Tag Archives: Corbyn’s Campaign

Corbyn’s Campaign edited by Tom Unterrainer (Spokesman, £7.95)

This book is a prescient amalgam of reportage of the inspiring campaign to elect Jeremy Corbyn, but is also a celebration of a confident grassroots espousal of a renewed socialism with real Labour values, free at last from the torpor of what Tariq Ali called the “extreme centre”. The Left in Nottingham was among the first to give impetus to the Corbyn campaign. It is therefore fitting that the text begins with Corbyn’s speech at the first Nottingham meeting and the contribution of two young participants at the second.

These contributions are a breath of fresh air, cleansing the fetid atmosphere of defeat and conformity that has become the hallmark of residual New Labour placemen.
Part two of the book concentrates on the nuts and bolts of the campaign and its beginnings in a Facebook page of Red Labour. The online social media campaigning became a tsunami of digitised activity. All this is described in Ben Sellers’ piece, entertainingly entitled “‪#‎JEZWEDID‬“. Chris Williamson, former Labour MP for Derby, places the campaign in its historical context, describing how the acceptance by Labour of the neoliberal austerity agenda paved the way for the restitution of the Tories into government in 2015. He explains how the Tories twisted the rescue of the banks by the Labour Government into a rallying cry, accusing the Labour Government of incompetence. He tells how Ed Miliband made a sally at Blair’s legacy but seemed incapable of drawing the obvious conclusion that before Labour could move forward, it had to ditch the neoliberal austerity-lite legacy of both Blair and Brown, with their virtual acceptance of bi-partisan accommodation. The writer concludes with a verse from Shelley’s The Masque of Anarchy and an appeal to the Labour movement to rediscover “the spirit of 1945”.
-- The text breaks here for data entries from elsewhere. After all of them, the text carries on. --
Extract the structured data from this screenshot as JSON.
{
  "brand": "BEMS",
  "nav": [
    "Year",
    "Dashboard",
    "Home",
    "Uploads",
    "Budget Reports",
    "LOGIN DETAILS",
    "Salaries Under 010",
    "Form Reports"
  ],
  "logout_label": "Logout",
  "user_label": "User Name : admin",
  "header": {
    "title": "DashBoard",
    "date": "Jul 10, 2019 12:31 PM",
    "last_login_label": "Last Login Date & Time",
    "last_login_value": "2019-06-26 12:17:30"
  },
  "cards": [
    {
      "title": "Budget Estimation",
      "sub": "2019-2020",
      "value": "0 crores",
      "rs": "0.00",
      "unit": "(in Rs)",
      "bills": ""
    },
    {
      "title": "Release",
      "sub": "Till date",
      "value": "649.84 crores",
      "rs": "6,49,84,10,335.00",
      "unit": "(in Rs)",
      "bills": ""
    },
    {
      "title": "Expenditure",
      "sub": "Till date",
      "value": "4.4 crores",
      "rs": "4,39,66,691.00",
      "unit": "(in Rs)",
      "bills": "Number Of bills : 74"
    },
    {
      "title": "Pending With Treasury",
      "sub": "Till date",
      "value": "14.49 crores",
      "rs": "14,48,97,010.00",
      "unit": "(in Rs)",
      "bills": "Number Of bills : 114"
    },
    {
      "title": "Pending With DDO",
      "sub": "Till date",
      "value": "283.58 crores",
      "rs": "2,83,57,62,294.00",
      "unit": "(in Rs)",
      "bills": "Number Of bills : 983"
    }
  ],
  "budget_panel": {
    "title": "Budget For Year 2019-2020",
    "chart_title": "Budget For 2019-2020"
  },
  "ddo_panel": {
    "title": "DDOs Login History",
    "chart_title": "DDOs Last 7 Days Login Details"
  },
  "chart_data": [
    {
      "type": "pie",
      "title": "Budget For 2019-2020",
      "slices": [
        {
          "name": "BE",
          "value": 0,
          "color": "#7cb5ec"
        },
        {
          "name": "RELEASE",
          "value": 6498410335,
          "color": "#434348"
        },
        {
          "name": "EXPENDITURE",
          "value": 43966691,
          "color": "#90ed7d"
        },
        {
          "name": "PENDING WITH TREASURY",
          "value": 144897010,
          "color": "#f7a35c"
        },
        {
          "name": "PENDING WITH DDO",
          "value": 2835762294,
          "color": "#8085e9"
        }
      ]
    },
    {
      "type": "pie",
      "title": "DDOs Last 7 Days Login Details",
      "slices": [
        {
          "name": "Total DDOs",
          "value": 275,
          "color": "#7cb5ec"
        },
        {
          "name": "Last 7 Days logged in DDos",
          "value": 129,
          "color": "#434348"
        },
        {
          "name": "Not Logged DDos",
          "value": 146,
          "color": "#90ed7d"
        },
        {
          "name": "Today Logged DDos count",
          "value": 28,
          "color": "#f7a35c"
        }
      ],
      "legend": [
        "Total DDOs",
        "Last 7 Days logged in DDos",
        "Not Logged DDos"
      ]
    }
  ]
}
Christine Shawcroft and (Sherwood’s) Adele Williams both write of the need for the democratic nature of the institutions and practice of the Labour Party to be restored. The writers wish the era of the “focus group” mentality and the stage-managed annual conference, with its adulation of the leader, to become a thing of the past. They wish to see the local Labour Party, and the labour movement in general, integrated into the local community. New institutions such as the People’s Assembly have a vital role to play in such involvement. The media campaign against Corbyn assisted by parts of the Parliamentary Labour Party was, and is, vicious, inaccurate and calculated to offend. But in spite of all this Corbyn has been able to retain his equanimity. Abi Rhodes (who works at Spokesman) charts the campaign against Corbyn and his labelling as “unelectable”. The fact that he scored a majority vote in all three electoral colleges belies this. She notes the efforts of the media to smear Corbyn because of his espousal of socialism, which is supposedly anathema to the British electorate in any form.

Corbyn’s campaign rallied thousands to a socialist agenda and showed that there is an undercurrent of profound dissatisfaction with the austerity agenda of the “extreme centre”.

The final section starts with a demonstration of Corbyn’s firm belief in the continuing exploitative domination of the developing world. The text in question is the Foreword he wrote for the reprinting of the classic work, Imperialism by J.A. Hobson, published by Spokesman, and much admired by Lenin. And it is Corbyn’s internationalism, opposition to war in general and his hostility in particular to that vehicle for mass murder, Trident, that Tony Simpson discusses. His contribution deals with the Syrian debate, but also mentions Corbyn’s long-term oppositional role both in and out of Parliament on such issues as Palestine and the plight of the Kurds. The final text is one on Workers’ Control by Tom Unterrainer. This is a cause, again always supported by Corbyn, which is surely one of the most important strategies to engage people and stimulate the question of democracy in the workplace and in the wider world. The book concludes with the text of Corbyn’s “Campaign policies”.

As the Introduction points out, this book represents no particular line of march, other than a generalised commitment to radical social change. It does, however, stand as a record of events to which I suspect few of us, certainly in its initial stages, would have given credence. It will surely help to bring about the changes so necessary in our society.